Besides the scientific curiosity, there is an aesthetic angle too. I prefer my tanks on the dimmer side, avoiding the overly bright "glow" look. Using wavelengths that our eyes are less sensitive to (like 420 or 660 nm) might help maintain lower visual brightness without compromising PAR.

Planned setup: 6 independently controlled PWM channels – 660, 630, 520, 460, 400+420, and 365 nm high-power LEDs. Total power: ~70 W.

CO2
Nothing fancy: a small 500 g bottle and regulator. My last tank (320 L) used a 2 kg bottle every 3 months, so I expect this one to last at least as long, if not longer.

I’m going to use a Yugang reactor. This was not really a thing the last time I had a tank, but I love it already. Hoping it eliminates the microbubble haze I used to hate. I should need about 122 cm² of surface area (60×36/17.7). I’m planning a ~40 cm long PVC tube (OD 40 mm, ID 35 mm), which should land me around 140 cm². CO₂ will be injected via a G1/4" stainless steel check valve into the top inlet of the reactor.

Fertilization
As a chemist, I have always enjoyed experimenting with DIY ferts, and I plan to continue that tradition.

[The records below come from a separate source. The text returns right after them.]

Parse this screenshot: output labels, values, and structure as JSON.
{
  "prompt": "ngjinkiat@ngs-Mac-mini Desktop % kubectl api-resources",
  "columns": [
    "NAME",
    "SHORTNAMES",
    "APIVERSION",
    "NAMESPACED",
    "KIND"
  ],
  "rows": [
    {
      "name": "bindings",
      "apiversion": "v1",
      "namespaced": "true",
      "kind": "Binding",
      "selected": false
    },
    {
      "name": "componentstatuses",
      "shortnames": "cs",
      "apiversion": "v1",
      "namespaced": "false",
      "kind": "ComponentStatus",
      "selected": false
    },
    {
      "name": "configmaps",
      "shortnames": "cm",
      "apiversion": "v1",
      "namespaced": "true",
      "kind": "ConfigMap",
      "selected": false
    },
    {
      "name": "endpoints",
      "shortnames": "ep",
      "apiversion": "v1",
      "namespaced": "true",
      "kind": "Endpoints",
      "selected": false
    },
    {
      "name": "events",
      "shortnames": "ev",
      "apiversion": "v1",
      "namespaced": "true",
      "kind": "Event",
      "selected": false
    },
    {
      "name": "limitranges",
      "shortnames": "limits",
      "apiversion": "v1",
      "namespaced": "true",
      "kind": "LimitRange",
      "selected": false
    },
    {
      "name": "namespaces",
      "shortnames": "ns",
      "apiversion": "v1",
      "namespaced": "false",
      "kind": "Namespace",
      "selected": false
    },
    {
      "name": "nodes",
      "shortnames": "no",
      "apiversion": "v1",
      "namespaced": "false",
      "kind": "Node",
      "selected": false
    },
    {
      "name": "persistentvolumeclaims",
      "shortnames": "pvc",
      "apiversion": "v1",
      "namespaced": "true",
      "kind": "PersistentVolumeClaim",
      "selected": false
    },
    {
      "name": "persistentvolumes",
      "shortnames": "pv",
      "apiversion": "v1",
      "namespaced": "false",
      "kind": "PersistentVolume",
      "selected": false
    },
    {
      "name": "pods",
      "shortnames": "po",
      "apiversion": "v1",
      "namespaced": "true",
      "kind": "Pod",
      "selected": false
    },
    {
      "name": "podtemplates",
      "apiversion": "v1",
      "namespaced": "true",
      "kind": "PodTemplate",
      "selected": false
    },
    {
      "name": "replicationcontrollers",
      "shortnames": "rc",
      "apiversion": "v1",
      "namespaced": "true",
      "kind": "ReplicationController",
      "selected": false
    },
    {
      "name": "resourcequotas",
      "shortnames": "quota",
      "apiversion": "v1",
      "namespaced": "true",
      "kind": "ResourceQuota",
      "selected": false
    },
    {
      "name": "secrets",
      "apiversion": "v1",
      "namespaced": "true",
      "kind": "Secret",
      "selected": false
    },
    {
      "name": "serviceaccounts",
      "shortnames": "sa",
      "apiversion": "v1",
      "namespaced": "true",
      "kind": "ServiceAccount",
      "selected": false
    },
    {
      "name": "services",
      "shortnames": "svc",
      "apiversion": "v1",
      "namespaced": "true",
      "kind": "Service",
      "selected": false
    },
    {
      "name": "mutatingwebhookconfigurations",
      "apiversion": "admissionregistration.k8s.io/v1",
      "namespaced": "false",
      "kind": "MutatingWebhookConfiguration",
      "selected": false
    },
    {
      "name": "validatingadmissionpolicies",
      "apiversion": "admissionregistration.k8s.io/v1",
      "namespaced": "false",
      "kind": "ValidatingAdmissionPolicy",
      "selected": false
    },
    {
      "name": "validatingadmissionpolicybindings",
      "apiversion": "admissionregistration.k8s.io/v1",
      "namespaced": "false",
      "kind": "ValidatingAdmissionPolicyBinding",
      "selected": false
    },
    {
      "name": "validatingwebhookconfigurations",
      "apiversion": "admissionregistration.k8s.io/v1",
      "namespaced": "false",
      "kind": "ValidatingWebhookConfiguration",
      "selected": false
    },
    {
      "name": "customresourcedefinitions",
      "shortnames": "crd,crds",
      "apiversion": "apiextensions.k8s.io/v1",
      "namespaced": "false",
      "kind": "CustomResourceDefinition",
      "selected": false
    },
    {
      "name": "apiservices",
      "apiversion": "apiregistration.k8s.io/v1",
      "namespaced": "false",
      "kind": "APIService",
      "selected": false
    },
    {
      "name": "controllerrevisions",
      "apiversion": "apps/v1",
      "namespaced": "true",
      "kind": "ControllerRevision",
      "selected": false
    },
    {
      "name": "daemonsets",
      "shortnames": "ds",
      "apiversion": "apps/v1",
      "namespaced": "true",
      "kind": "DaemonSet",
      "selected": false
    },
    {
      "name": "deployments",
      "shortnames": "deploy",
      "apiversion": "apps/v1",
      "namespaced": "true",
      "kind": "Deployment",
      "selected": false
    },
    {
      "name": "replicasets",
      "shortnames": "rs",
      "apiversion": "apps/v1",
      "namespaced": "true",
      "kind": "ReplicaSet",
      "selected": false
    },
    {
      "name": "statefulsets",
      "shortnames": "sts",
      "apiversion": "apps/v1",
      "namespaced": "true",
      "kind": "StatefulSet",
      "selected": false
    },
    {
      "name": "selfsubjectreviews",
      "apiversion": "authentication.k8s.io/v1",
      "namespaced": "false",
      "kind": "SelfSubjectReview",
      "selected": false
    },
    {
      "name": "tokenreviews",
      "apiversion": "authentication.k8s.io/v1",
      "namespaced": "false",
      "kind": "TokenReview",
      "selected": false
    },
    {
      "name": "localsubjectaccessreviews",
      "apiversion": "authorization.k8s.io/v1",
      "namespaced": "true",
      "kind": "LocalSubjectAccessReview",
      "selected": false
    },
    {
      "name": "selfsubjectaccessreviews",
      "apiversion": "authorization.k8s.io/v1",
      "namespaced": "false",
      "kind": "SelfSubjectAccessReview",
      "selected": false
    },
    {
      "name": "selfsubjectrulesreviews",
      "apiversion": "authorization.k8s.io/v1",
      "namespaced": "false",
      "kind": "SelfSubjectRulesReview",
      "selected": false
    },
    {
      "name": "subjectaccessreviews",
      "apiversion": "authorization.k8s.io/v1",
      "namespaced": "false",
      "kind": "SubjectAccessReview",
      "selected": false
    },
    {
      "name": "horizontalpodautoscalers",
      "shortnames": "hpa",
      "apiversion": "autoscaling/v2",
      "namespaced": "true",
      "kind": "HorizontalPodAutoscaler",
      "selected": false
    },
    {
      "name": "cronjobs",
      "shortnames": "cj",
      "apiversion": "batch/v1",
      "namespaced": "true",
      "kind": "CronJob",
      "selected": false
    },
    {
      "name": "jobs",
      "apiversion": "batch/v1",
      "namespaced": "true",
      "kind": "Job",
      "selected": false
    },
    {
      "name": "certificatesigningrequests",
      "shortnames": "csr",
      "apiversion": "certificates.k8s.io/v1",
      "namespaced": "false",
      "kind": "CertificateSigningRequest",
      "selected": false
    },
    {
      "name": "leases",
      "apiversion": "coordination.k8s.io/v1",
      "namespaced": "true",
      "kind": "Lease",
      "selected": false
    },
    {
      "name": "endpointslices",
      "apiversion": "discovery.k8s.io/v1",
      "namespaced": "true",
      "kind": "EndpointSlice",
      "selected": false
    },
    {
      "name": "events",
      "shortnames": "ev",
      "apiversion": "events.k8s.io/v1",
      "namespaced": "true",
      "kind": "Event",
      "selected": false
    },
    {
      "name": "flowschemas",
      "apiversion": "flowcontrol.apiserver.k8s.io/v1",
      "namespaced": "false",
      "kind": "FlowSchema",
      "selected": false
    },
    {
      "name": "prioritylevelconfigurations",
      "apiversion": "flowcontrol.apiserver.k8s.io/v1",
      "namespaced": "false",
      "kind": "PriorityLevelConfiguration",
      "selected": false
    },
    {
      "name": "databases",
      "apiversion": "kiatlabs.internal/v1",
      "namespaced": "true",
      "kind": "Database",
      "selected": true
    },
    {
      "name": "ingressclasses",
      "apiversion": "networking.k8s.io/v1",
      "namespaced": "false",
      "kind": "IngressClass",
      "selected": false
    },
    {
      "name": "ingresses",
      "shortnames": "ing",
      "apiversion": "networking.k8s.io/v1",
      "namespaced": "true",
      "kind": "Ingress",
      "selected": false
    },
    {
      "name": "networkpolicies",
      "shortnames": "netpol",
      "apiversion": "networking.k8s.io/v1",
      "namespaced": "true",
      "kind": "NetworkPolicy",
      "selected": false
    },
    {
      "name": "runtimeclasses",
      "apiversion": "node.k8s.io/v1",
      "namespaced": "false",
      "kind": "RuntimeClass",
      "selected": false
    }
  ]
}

I will use four dosing pumps connected inline to the filtration return line via G1/4” check valves. I found some low cracking pressure check valves, so the pumps should manage – let’s see. Salt precipitation is also a concern, but I plan to use more dilute stock solutions to help prevent this. That should also improve dosing accuracy.

Control Center
This is one of the parts I am most excited about. I plan to build the control system around a Raspberry Pi, which gives me a great excuse to learn more about the ecosystem and work on my coding skills.

I will likely start with a RoboTank or ReefPi implementation and then customize from there.


I hopped into Blender and created some quick renders of the setup that I have in mind (and to help with piping planning):
View attachment 9291


View attachment 9293
View attachment 9294
View attachment 9292
View attachment 9295
View attachment 9296
View attachment 9297

Looking forward to your thoughts, ideas and comments!